O diálogo entre a arte e a fé que se desprende da nova obra da artista e da carta de Mons. Gómez García encontra um eco profundo no pensamento de León Bloy, o escritor francês que denunciou a banalização da beleza e da arte desligadas de sua raiz divina. Para Bloy, a verdadeira estética não podia reduzir-se ao gosto nem ao sucesso, mas devia ser um reflexo do Absoluto. “Só há uma tristeza —escreveu—: a de não ser santos” na conclusão de seu livro «La mujer pobre». Em sua visão, a beleza autêntica é um chamado à conversão, não um fim em si mesma.

Bloy via no artista uma espécie de profeta da Beleza, cuja missão é revelar o invisível através do visível. Por isso advertia que a arte sem fé converte-se em artifício: um espelho que já não reflete o céu, mas unicamente o homem. “A beleza —dizia— não é um adorno do mundo, mas seu sacramento”.

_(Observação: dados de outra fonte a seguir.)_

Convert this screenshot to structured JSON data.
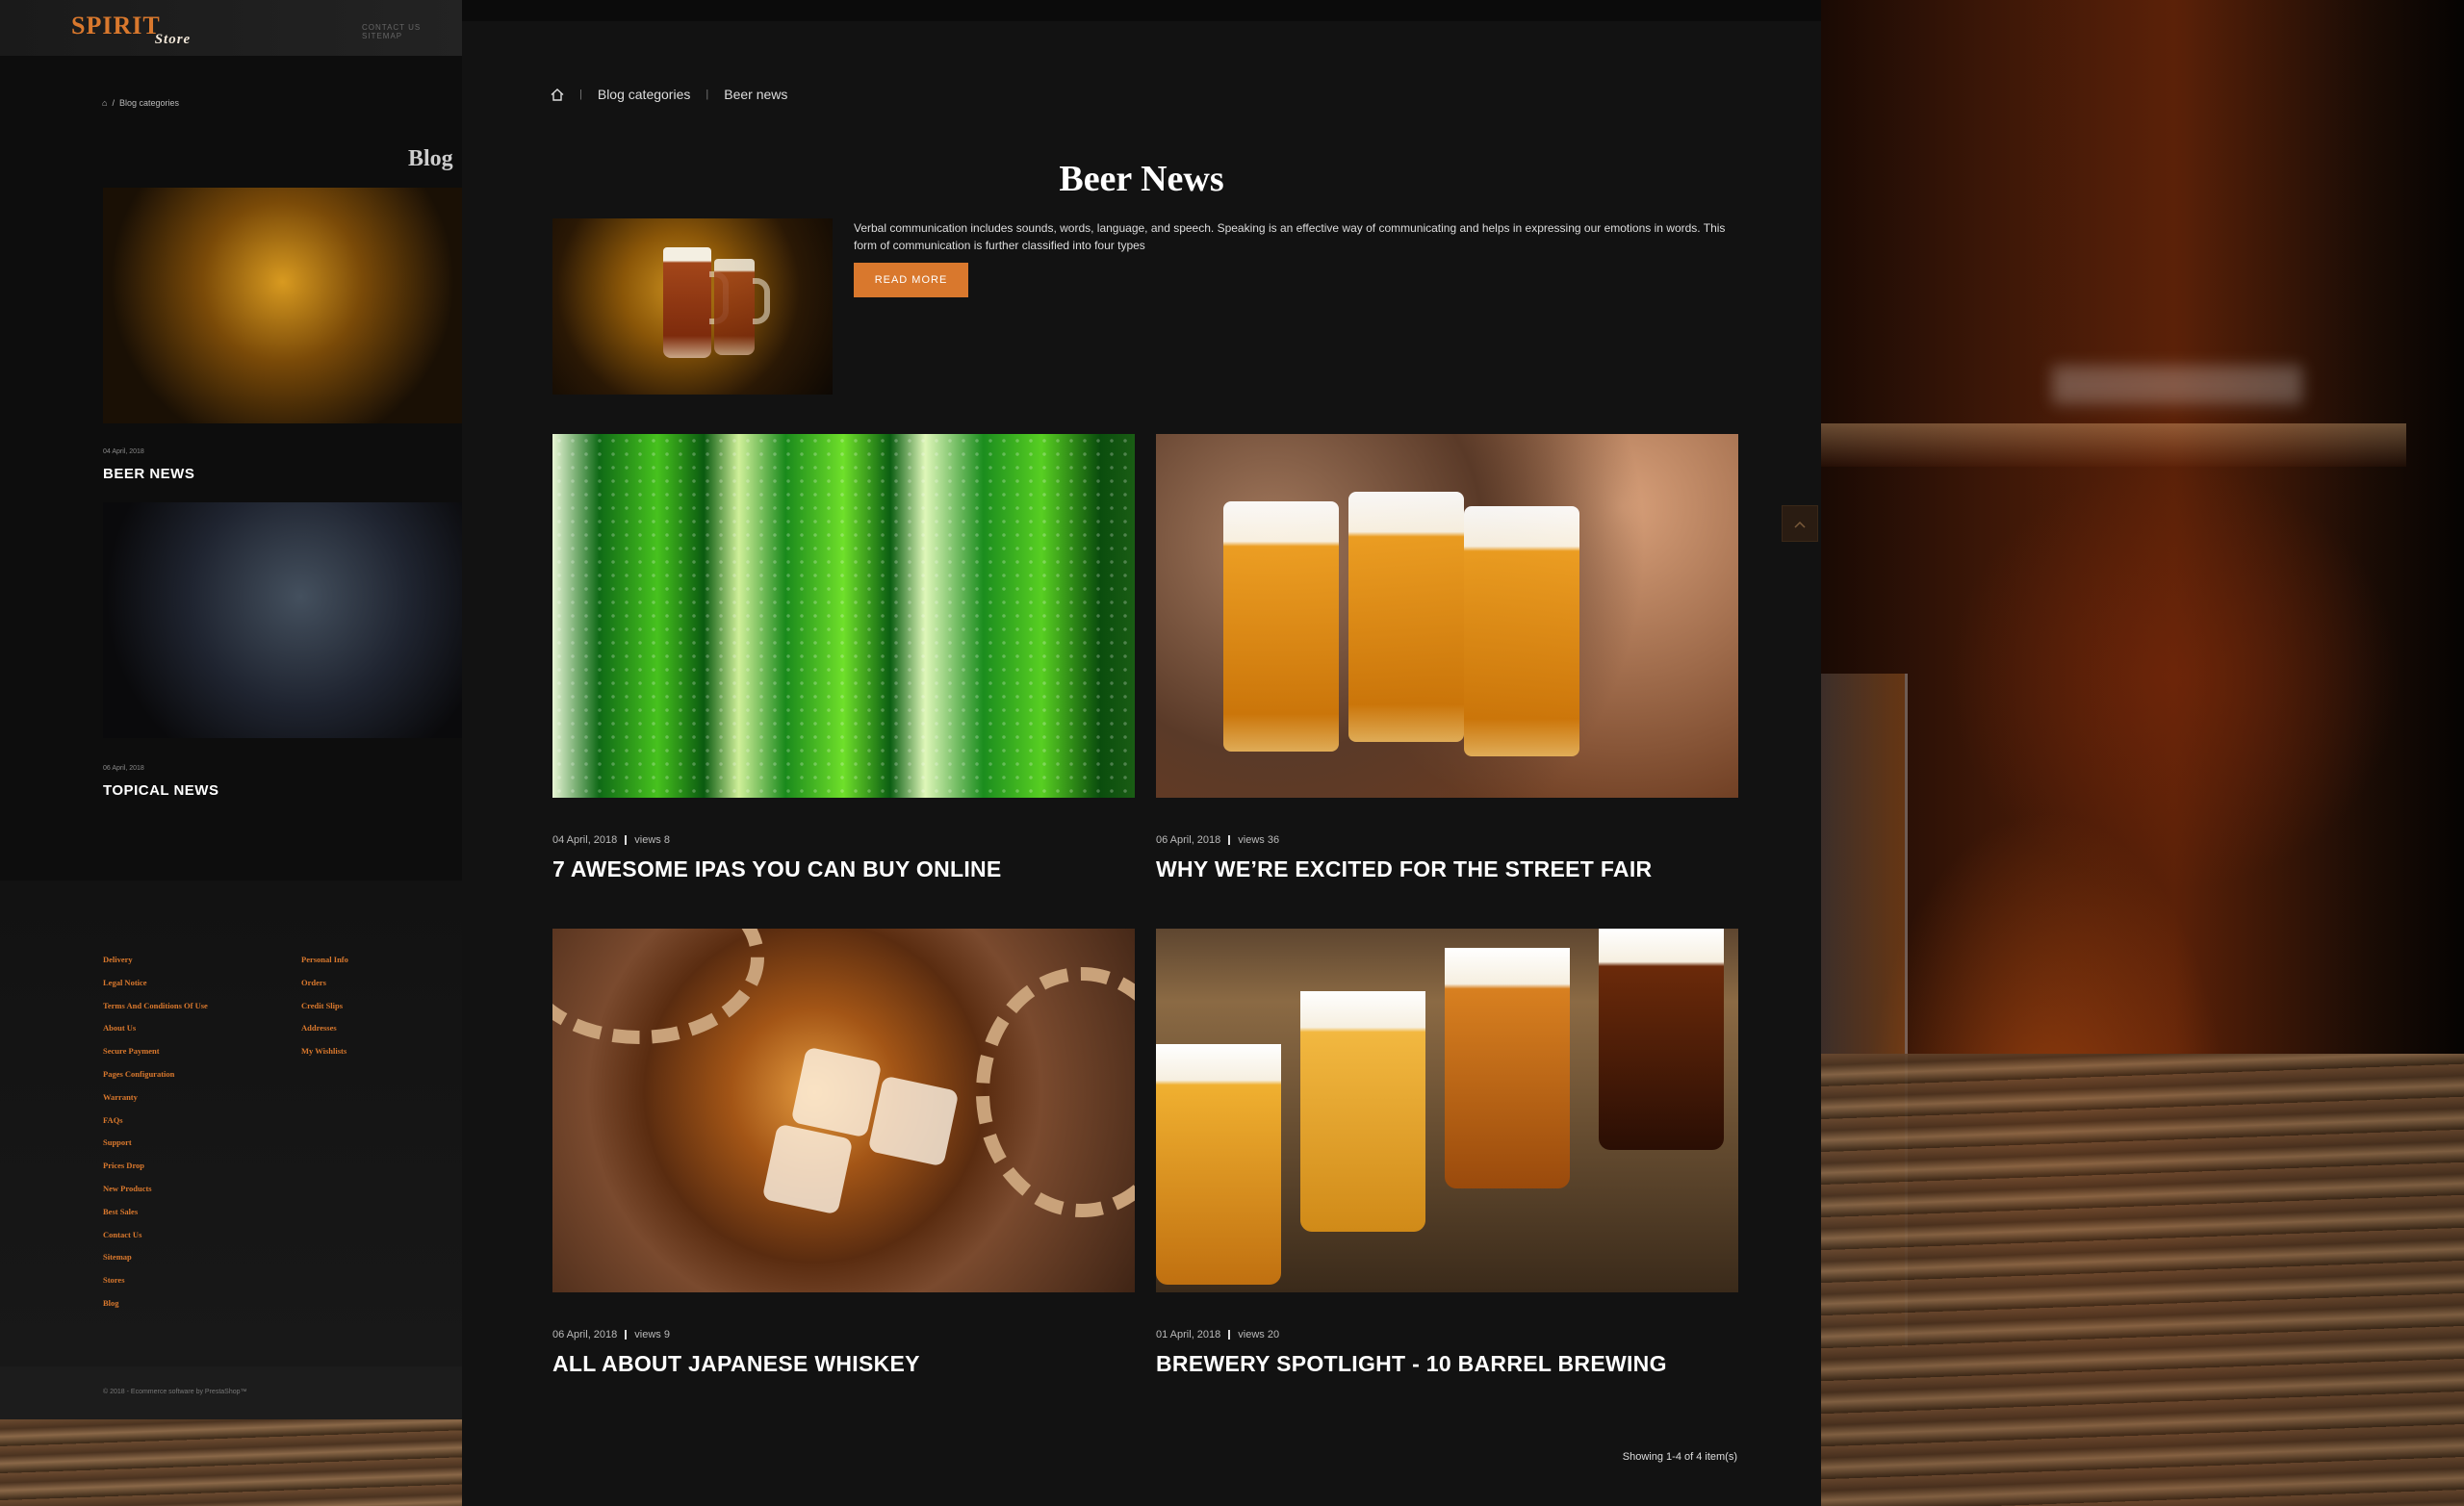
{
  "background_page": {
    "logo_main": "SPIRIT",
    "logo_sub": "Store",
    "top_links": "CONTACT US   SITEMAP",
    "breadcrumb_current": "Blog categories",
    "blog_title": "Blog",
    "posts": [
      {
        "date": "04 April, 2018",
        "title": "BEER NEWS"
      },
      {
        "date": "06 April, 2018",
        "title": "TOPICAL NEWS"
      }
    ],
    "footer_col1": [
      "Delivery",
      "Legal Notice",
      "Terms And Conditions Of Use",
      "About Us",
      "Secure Payment",
      "Pages Configuration",
      "Warranty",
      "FAQs",
      "Support",
      "Prices Drop",
      "New Products",
      "Best Sales",
      "Contact Us",
      "Sitemap",
      "Stores",
      "Blog"
    ],
    "footer_col2": [
      "Personal Info",
      "Orders",
      "Credit Slips",
      "Addresses",
      "My Wishlists"
    ],
    "copyright": "© 2018 - Ecommerce software by PrestaShop™"
  },
  "breadcrumb": {
    "items": [
      "Blog categories",
      "Beer news"
    ]
  },
  "category": {
    "title": "Beer News",
    "description": "Verbal communication includes sounds, words, language, and speech. Speaking is an effective way of communicating and helps in expressing our emotions in words. This form of communication is further classified into four types",
    "read_more": "READ MORE"
  },
  "posts": [
    {
      "date": "04 April, 2018",
      "views": "views 8",
      "title": "7 AWESOME IPAS YOU CAN BUY ONLINE"
    },
    {
      "date": "06 April, 2018",
      "views": "views 36",
      "title": "WHY WE’RE EXCITED FOR THE STREET FAIR"
    },
    {
      "date": "06 April, 2018",
      "views": "views 9",
      "title": "ALL ABOUT JAPANESE WHISKEY"
    },
    {
      "date": "01 April, 2018",
      "views": "views 20",
      "title": "BREWERY SPOTLIGHT - 10 BARREL BREWING"
    }
  ],
  "pagination": {
    "showing": "Showing 1-4 of 4 item(s)"
  },
  "icons": {
    "home": "home-icon",
    "scroll_top": "chevron-up-icon"
  },
  "colors": {
    "accent": "#d9782d",
    "panel": "#121212"
  }
}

Nessa chave, a carta do bispo de Sant Feliu pode ler-se como um convite para que a arte de Rosalía não fique na superfície estética, mas aprofunde na sede de infinito que late em toda obra verdadeiramente bela. A figura de Santa Hildegarda, mencionada pela própria artista, representa precisamente essa síntese entre contemplação e criação, onde a beleza não distrai do mistério, mas conduz a ele.

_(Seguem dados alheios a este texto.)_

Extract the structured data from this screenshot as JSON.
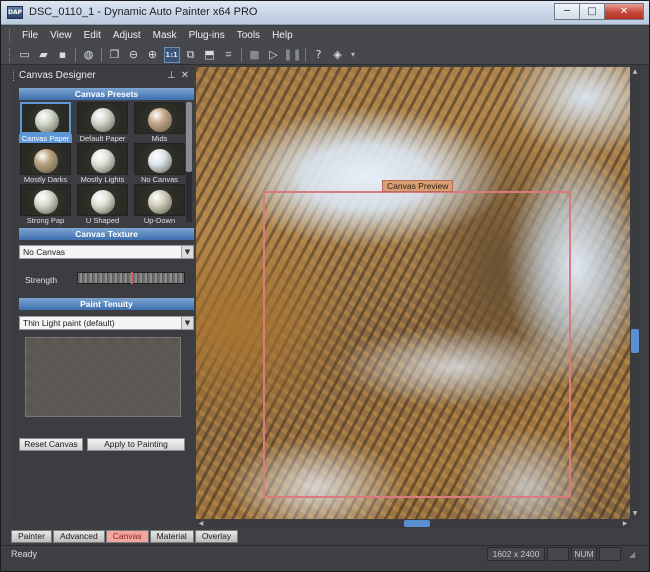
{
  "window": {
    "title": "DSC_0110_1 - Dynamic Auto Painter x64 PRO",
    "app_icon_text": "DAP",
    "minimize": "─",
    "maximize": "□",
    "close": "✕"
  },
  "menu": [
    "File",
    "View",
    "Edit",
    "Adjust",
    "Mask",
    "Plug-ins",
    "Tools",
    "Help"
  ],
  "toolbar": {
    "icons": [
      "new-document-icon",
      "open-folder-icon",
      "save-icon",
      "reset-icon",
      "photos-icon",
      "zoom-out-icon",
      "zoom-in-icon",
      "actual-size-icon",
      "fit-icon",
      "fullscreen-icon",
      "crop-icon",
      "stop-icon",
      "play-icon",
      "pause-icon",
      "help-icon",
      "paint-icon"
    ],
    "actual_size_label": "1:1",
    "more": "▾"
  },
  "panel": {
    "title": "Canvas Designer",
    "pin": "⊥",
    "close": "✕",
    "presets_header": "Canvas Presets",
    "presets": [
      {
        "label": "Canvas Paper",
        "ball": "#cfd8c8"
      },
      {
        "label": "Default Paper",
        "ball": "#d6d8cf"
      },
      {
        "label": "Mids",
        "ball": "#c7a98a"
      },
      {
        "label": "Mostly Darks",
        "ball": "#b8a27e"
      },
      {
        "label": "Mostly Lights",
        "ball": "#e0e4dc"
      },
      {
        "label": "No Canvas",
        "ball": "#dfe6ee"
      },
      {
        "label": "Strong Pap",
        "ball": "#d8ddd2"
      },
      {
        "label": "U Shaped",
        "ball": "#e2e2d8"
      },
      {
        "label": "Up-Down",
        "ball": "#d2cfbf"
      }
    ],
    "texture_header": "Canvas Texture",
    "texture_value": "No Canvas",
    "strength_label": "Strength",
    "strength_level": 0.5,
    "tenuity_header": "Paint Tenuity",
    "tenuity_value": "Thin Light paint (default)",
    "reset_button": "Reset Canvas",
    "apply_button": "Apply to Painting"
  },
  "canvas": {
    "preview_label": "Canvas Preview"
  },
  "tabs": [
    "Painter",
    "Advanced",
    "Canvas",
    "Material",
    "Overlay"
  ],
  "active_tab": "Canvas",
  "status": {
    "text": "Ready",
    "dimensions": "1602 x 2400",
    "num": "NUM"
  },
  "colors": {
    "accent": "#5f97d6",
    "preview_frame": "#d97b7f",
    "active_tab": "#f2a6a0"
  }
}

Mons. Gómez García conclui sua carta com um convite à reflexão sobre a busca interior e a rendição ao reconhecer o mistério oculto no silêncio:

«Há silêncios que falam algo mais que mil canções. Pergunto-me se, quando tudo se cala, encontras paz ou só mais ruído. Talvez a resposta não esteja fora, mas dentro de ti.»

Deixamos a seguir a carta completa de Mons. Gómez García:

Estamos tão longe… Escrevo-te desta capa como quem lança ao mar uma mensagem dentro de uma garrafa; quem sabe se te poderá chegar.

Não consigo entender-te, mas gostaria de o fazer. Tua arte, hipnoticamente eclética e performativa, e tu mesma, geram-me perguntas. Talvez não seja necessário entender. Mas pergunto-me o que há em ti, em teu mundo interior nesta etapa ou ciclo de tua vida como mulher e artista.

Quando falas de uma «sede» que o mundo não pode satisfazer, que só Deus pode preencher esse vazio, vem-me à cabeça a busca do sentido que atravessa o filme Andrei Rublev, de Tarkovsky. O pintor russo, em meio à escuridão e à violência, busca a luz, a beleza, a fé, apesar de não encontrar respostas fáceis. Como ele, tu pareces viver a arte como uma travessia espiritual, onde a criação é uma forma de peregrinação para o que transcende. Mas, não acabas de o fazer… e sem soltar amarras não será fácil chegar ao porto que anseias. Se é que quisesses chegar.

Tuas letras me desconcertam, mas também me abrem à possibilidade de um diálogo sobre a complexidade da experiência humana. Entendes o amor como uma força que pode ser dolorosa, libertadora, até divina. Tua arte é um espaço onde a vulnerabilidade e a força convivem, onde o desejo e a fé podem se encontrar.

Há silêncios que falam algo mais que mil canções. Pergunto-me se, quando tudo se cala, encontras paz ou só mais ruído. Talvez a resposta não esteja fora, mas dentro de ti.